Estou dependurada na parede feita um quadro
Ninguém me segurou pelos cabelos.
Puseram um prego em meu coração para que eu não me mova
Espetaram, hein? a ave na parede
Mas conservaram os meus olhos
É verdade que eles estão parados
Como os meus dedos, na mesma frase.
As letras que eu poderia escrever
Espicharam-se em coágulos azuis.
Que monótono o mar!
.
Os meus pés não dão mais um passo.
O meu sangue chorando
As crianças gritando,
Os homens morrendo
O tempo andando
As luzes fulgindo,
As casas subindo,
O dinheiro circulando
O dinheiro caindo,
Os namorados passando, passeando
Os ventres estourando
O lixo aumentando,
Que monótono o mar!
.
Procurei acender de novo o cigarro.
Por que o poeta não morre?
Por que o coração engorda?
Por que as crianças crescem?
Por que este mar idiota não cobre o telhado das casas?
Por que existem telhados e avenidas?
Por que se escrevem cartas e existe o jornal?
Que monótono o mar!
.
Estou espichada na tela como um monte de frutas apodrecendo.
Se eu ainda não tivesse unhas
Enterraria os meus dedos nesse espaço branco
Vertem os meus olhos uma fumaça salgada
Por que este mar idiota não cobre o telhado das casas?
Este mar, este mar não escolhe por minhas faces.
Estou com tanto frio, e não tenho ninguém…

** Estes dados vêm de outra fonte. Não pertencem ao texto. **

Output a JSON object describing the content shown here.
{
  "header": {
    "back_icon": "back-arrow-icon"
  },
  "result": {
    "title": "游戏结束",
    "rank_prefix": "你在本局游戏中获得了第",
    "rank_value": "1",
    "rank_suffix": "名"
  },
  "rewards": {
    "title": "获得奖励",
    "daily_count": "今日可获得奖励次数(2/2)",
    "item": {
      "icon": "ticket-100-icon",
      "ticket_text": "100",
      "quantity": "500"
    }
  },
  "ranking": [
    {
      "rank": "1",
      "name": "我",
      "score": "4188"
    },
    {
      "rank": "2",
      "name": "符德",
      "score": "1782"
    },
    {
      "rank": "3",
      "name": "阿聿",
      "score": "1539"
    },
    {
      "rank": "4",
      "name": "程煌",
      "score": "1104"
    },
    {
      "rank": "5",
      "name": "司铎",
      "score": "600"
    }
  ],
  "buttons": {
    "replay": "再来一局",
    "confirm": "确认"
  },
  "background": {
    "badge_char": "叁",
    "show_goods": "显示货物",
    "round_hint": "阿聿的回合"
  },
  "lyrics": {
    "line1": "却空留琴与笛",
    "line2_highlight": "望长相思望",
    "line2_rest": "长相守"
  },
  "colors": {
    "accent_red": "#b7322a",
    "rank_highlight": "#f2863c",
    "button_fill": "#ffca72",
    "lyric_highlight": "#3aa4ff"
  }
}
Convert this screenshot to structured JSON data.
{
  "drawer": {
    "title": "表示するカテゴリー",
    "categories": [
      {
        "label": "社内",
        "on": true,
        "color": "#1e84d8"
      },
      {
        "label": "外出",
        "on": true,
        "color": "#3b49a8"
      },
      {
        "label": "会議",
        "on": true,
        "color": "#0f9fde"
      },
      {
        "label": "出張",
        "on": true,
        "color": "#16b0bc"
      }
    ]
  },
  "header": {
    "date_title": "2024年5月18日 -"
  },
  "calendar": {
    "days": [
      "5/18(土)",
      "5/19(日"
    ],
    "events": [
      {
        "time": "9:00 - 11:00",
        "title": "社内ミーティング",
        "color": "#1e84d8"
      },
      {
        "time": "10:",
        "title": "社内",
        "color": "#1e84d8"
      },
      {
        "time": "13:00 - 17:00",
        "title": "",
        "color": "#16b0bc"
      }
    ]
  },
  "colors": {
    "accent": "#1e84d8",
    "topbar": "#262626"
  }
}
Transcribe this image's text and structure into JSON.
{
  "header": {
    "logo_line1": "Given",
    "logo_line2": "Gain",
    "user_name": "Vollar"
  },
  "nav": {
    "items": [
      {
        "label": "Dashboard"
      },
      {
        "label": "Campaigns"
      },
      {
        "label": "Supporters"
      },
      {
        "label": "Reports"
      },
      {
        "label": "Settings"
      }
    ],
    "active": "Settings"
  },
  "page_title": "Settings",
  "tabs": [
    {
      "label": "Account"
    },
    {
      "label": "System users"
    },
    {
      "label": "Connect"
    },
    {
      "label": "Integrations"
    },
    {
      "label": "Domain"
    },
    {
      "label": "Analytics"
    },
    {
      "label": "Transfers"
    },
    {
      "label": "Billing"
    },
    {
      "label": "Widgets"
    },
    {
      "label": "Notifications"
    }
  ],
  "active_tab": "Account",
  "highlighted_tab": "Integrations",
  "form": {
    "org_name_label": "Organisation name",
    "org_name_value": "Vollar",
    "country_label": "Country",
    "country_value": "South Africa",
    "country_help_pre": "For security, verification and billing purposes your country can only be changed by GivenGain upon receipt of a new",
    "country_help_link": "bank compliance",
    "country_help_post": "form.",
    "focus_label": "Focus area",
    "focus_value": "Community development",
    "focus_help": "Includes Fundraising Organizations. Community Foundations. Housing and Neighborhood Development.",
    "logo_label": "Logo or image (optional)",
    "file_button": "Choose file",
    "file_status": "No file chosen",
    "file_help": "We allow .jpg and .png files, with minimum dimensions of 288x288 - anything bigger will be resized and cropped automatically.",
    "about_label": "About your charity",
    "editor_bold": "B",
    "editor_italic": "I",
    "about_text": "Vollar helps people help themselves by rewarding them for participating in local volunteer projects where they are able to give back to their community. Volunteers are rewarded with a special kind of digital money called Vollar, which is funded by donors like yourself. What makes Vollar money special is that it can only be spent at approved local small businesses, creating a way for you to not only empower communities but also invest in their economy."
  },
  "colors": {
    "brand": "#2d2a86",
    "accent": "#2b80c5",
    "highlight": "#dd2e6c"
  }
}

Nem a presença dos corvos.”
Linda news! Que história, que mergulho ❤️
Fiquei pensando sobre a nossa relação com a memória. Quão frágil ela é. E se Ulisses não fosse, de fato, o menino da foto? Somos tão incertos de nossas vivências que acreditamos quando alguém nos diz "este és tu, fizeste isto, viveste ou disseste aquilo", independentemente de lembrarmos e de ter acontecido ou não. Já não se confundem os pensamentos quando os mais velhos contam uma história e trocam os envolvidos? Ou quando nós mesmos não sabemos direito quem estava conosco em um dado momento, para só depois darmo-nos conta de que, na verdade, a história nem era nossa? Fina teia de lembranças, que com vento se desfaz. Se reconstrói como e quando dá. Por vezes, só fica vazia.
Amei a cartinha e as reflexões que causaram.